The hetaira Thais was Soter's first wife; his second was the Macedonian Berenice. Both these queens taught the Alexandrian ladies how the Greek feeling for beauty could be combined with the oriental love of splendour. The most exquisite of all the gems that have been handed down to us were engraved for the Ptolemies, and it was especially for the ladies of Alexandria that the weavers of Cos manufactured a delicate fabric of bombyx or silk, a kind of firm but transparent gauze, which covered without concealing the fair form of the wearer.

This is not the place to enlarge on the wars conducted by Ptolemy Soter. Towards the end of his reign, B.C. 284, he associated Philadelphus, his son by Berenice, in the government. This prince found Alexandria in an advanced state as to its structures, to which only the ornamentation was lacking—and nothing could more perfectly accord with his talents and tastes than the fulfilment of this task. A man of much smaller powers than his father, he would never have been equal to the effort of creating a great city out of nothingness; but the disciple of Straton and Philetas, the wealthy and tasteful patron of science, was eminently fitted to finish and elaborate that which lay under his hand. He and his father have been happily compared to Solomon and his father David.

Under him Alexandria reached the summit of its glory. No member of his family, with the exception of the last Cleopatra, earned a greater celebrity than he; and that not by the splendour of warlike deeds, but by the quiet arts of peace for which his reign of three-and-thirty years and an unheard-of influx of wealth gave him ample time and means. Under him was made that translation of the Bible into Greek which is known by the name of the Septuagint; but the story which tells of Seventy translators who, although they worked apart in different rooms, produced renderings which perfectly agreed, must be consigned to the class of legends.

The greatest and most valuable work of Ptolemy Philadelphus was his anxious care for the Museum, which under him attained its most flourishing development. In this magnificent structure the most distinguished sages of the time of the Ptolemies found a welcome, and such protection from external worries as conduced to their advantageous co-operation in study and in teaching. It was situated in the same quarter as the king's palace, and consisted of a “Grove,” i.e., a large court with fountains and arbours; an extensive open hall protected from the weather by a colonnade in which the learned met, disputed, and found room to gather their disciples around them; and a large building with a spacious dining-hall. Here the members of the institute reclined at their meals—for the Greeks always ate reclining—classed according to the schools to which they belonged; the Aristotelian reclining by the Aristotelian, the Platonist by Platonists. Each mess chose its principal (or president), and the body of principals constituted a senate whose sittings were presided over by a neutral High Priest chosen by the government.

The structure was spacious, the decoration of its courts and halls was splendid and artistic, and the independence of the individual sages appears to have been perfect; they were always at liberty to teach or to pursue their investigations in the quiet of seclusion.

In the time of Philadelphus the Museum was the focus which collected all the rays of the spiritual and intellectual life of the period, and the means of culture put at the disposal of its members were unequalled; for Philadelphus displayed so much judgment and liberality in extending the collection of books made by his father, and had it so admirably arranged and catalogued, that this library—which was in connection with the Museum of Alexandria, and contained four hundred thousand rolls—was justly regarded as the finest of all antiquity.
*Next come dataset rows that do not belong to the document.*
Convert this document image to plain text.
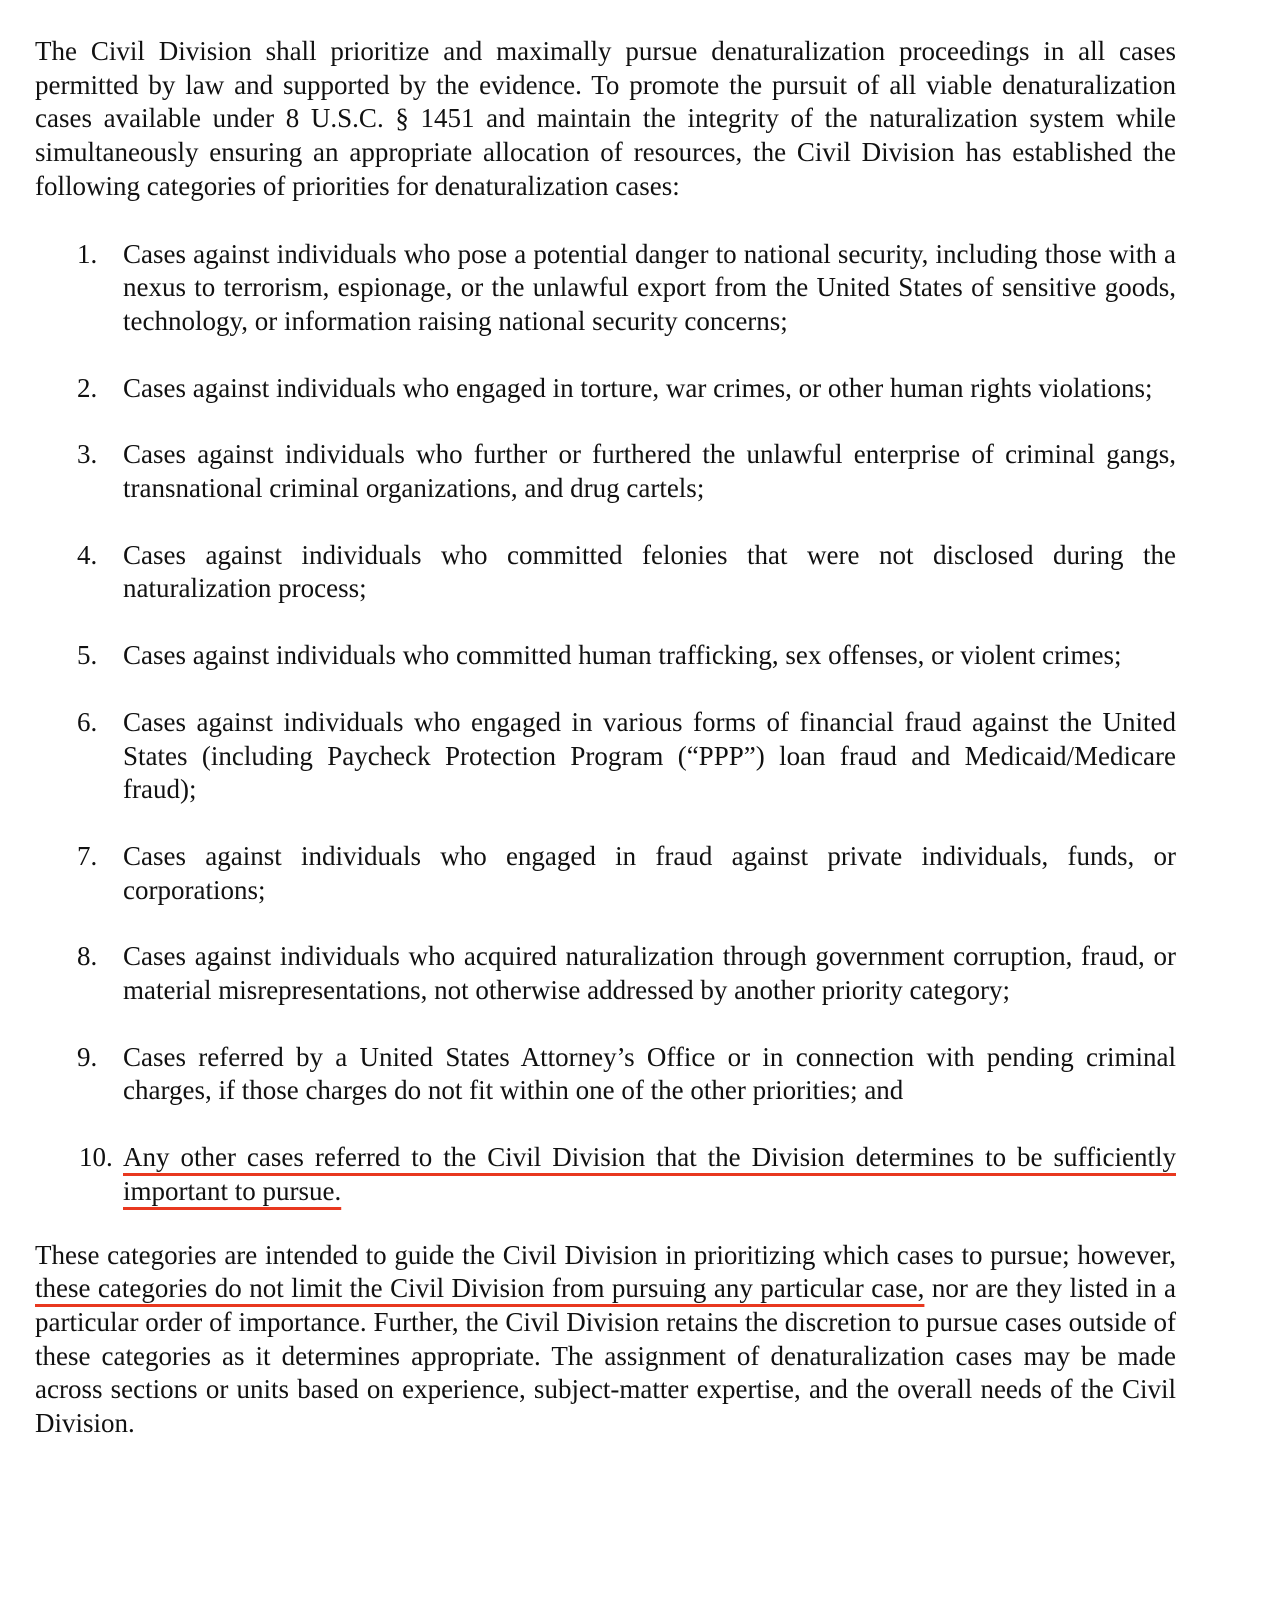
The Civil Division shall prioritize and maximally pursue denaturalization proceedings in all cases permitted by law and supported by the evidence. To promote the pursuit of all viable denaturalization cases available under 8 U.S.C. § 1451 and maintain the integrity of the naturalization system while simultaneously ensuring an appropriate allocation of resources, the Civil Division has established the following categories of priorities for denaturalization cases:

1. Cases against individuals who pose a potential danger to national security, including those with a nexus to terrorism, espionage, or the unlawful export from the United States of sensitive goods, technology, or information raising national security concerns;
2. Cases against individuals who engaged in torture, war crimes, or other human rights violations;
3. Cases against individuals who further or furthered the unlawful enterprise of criminal gangs, transnational criminal organizations, and drug cartels;
4. Cases against individuals who committed felonies that were not disclosed during the naturalization process;
5. Cases against individuals who committed human trafficking, sex offenses, or violent crimes;
6. Cases against individuals who engaged in various forms of financial fraud against the United States (including Paycheck Protection Program (“PPP”) loan fraud and Medicaid/Medicare fraud);
7. Cases against individuals who engaged in fraud against private individuals, funds, or corporations;
8. Cases against individuals who acquired naturalization through government corruption, fraud, or material misrepresentations, not otherwise addressed by another priority category;
9. Cases referred by a United States Attorney’s Office or in connection with pending criminal charges, if those charges do not fit within one of the other priorities; and
10. Any other cases referred to the Civil Division that the Division determines to be sufficiently important to pursue.

These categories are intended to guide the Civil Division in prioritizing which cases to pursue; however, these categories do not limit the Civil Division from pursuing any particular case, nor are they listed in a particular order of importance. Further, the Civil Division retains the discretion to pursue cases outside of these categories as it determines appropriate. The assignment of denaturalization cases may be made across sections or units based on experience, subject-matter expertise, and the overall needs of the Civil Division.
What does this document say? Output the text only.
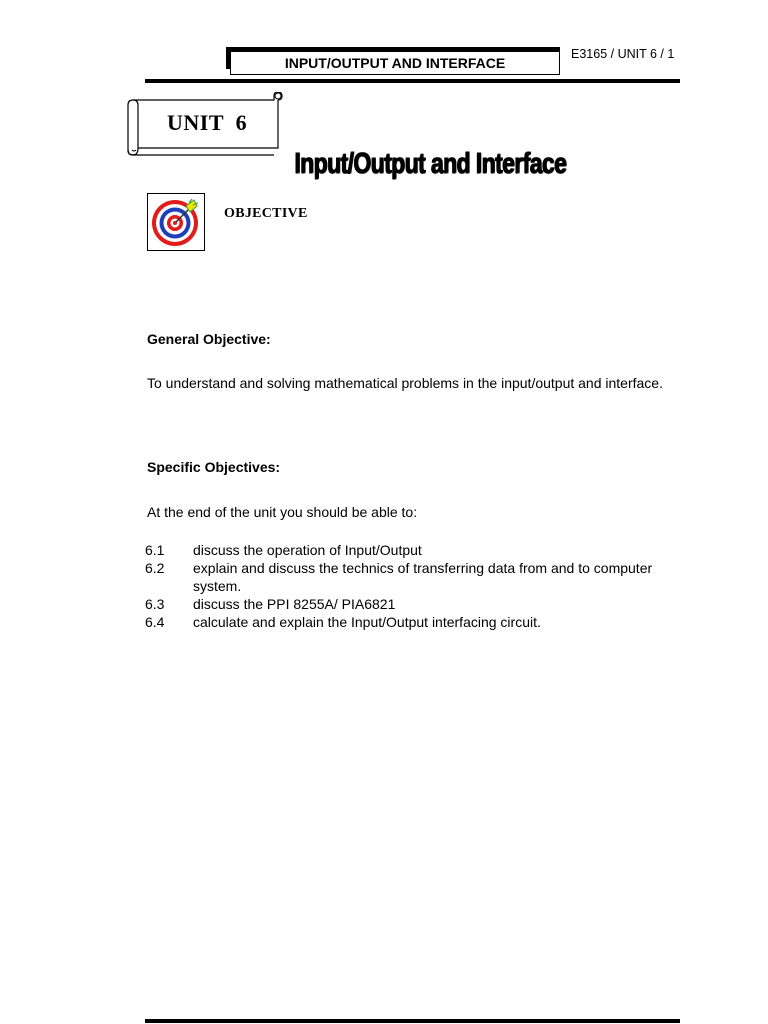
INPUT/OUTPUT AND INTERFACE
E3165 / UNIT 6 / 1
UNIT  6
Input/Output and Interface
OBJECTIVE
General Objective:
To understand and solving mathematical problems in the input/output and interface.
Specific Objectives:
At the end of the unit you should be able to:
6.1	discuss the operation of Input/Output
6.2	explain and discuss the technics of transferring data from and to computer system.
6.3	discuss the PPI 8255A/ PIA6821
6.4	calculate and explain the Input/Output interfacing circuit.
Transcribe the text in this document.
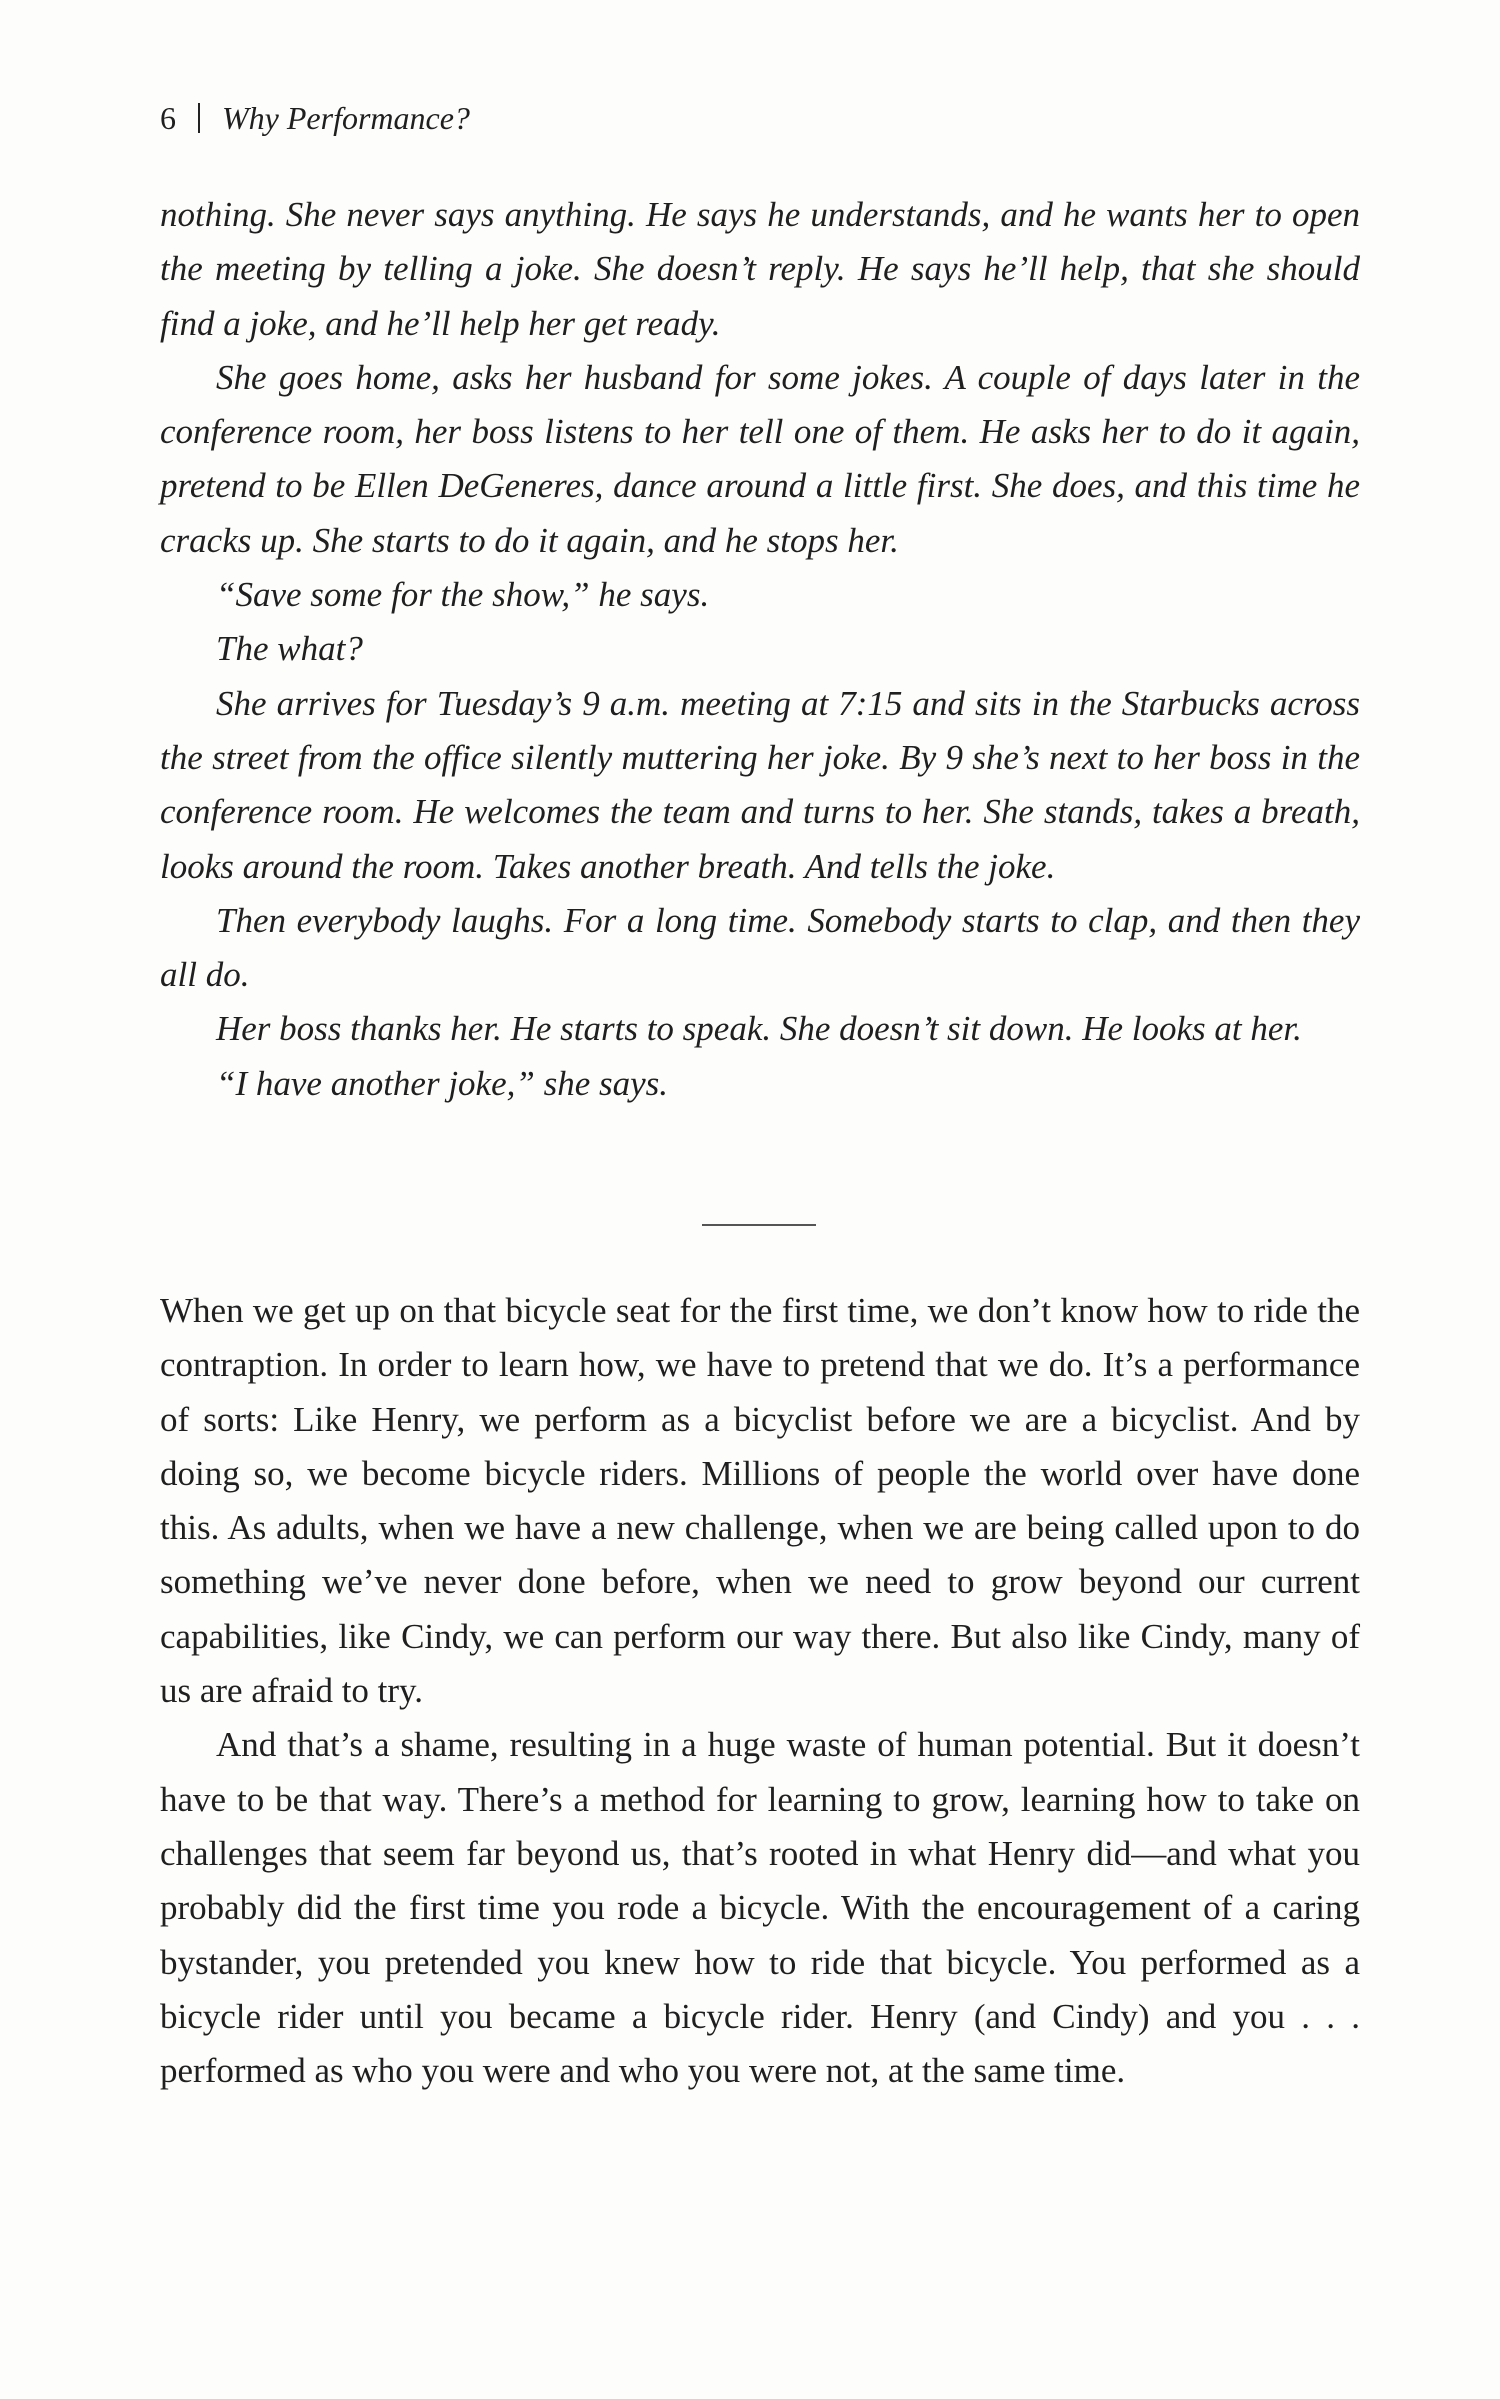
6 Why Performance?

nothing. She never says anything. He says he understands, and he wants her to open the meeting by telling a joke. She doesn’t reply. He says he’ll help, that she should find a joke, and he’ll help her get ready.

She goes home, asks her husband for some jokes. A couple of days later in the conference room, her boss listens to her tell one of them. He asks her to do it again, pretend to be Ellen DeGeneres, dance around a little first. She does, and this time he cracks up. She starts to do it again, and he stops her.

“Save some for the show,” he says.

The what?

She arrives for Tuesday’s 9 a.m. meeting at 7:15 and sits in the Starbucks across the street from the office silently muttering her joke. By 9 she’s next to her boss in the conference room. He welcomes the team and turns to her. She stands, takes a breath, looks around the room. Takes another breath. And tells the joke.

Then everybody laughs. For a long time. Somebody starts to clap, and then they all do.

Her boss thanks her. He starts to speak. She doesn’t sit down. He looks at her.

“I have another joke,” she says.

When we get up on that bicycle seat for the first time, we don’t know how to ride the contraption. In order to learn how, we have to pretend that we do. It’s a performance of sorts: Like Henry, we perform as a bicyclist before we are a bicyclist. And by doing so, we become bicycle riders. Millions of people the world over have done this. As adults, when we have a new challenge, when we are being called upon to do something we’ve never done before, when we need to grow beyond our current capabilities, like Cindy, we can perform our way there. But also like Cindy, many of us are afraid to try.

And that’s a shame, resulting in a huge waste of human potential. But it doesn’t have to be that way. There’s a method for learning to grow, learning how to take on challenges that seem far beyond us, that’s rooted in what Henry did—and what you probably did the first time you rode a bicycle. With the encouragement of a caring bystander, you pretended you knew how to ride that bicycle. You performed as a bicycle rider until you became a bicycle rider. Henry (and Cindy) and you . . . performed as who you were and who you were not, at the same time.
By the time of Cæsar, when these treasures, which had guided the labours of many Alexandrian sages, fell a prey to fire, the collection begun by the Ptolemies seems to have increased to nine hundred thousand rolls.

There is no province of science which was not cultivated in the Museum of Alexandria, no branch of learning which was not promoted there; but the most important and permanent results were produced in the departments of grammar—philology in the modern sense of the word—and in natural sciences.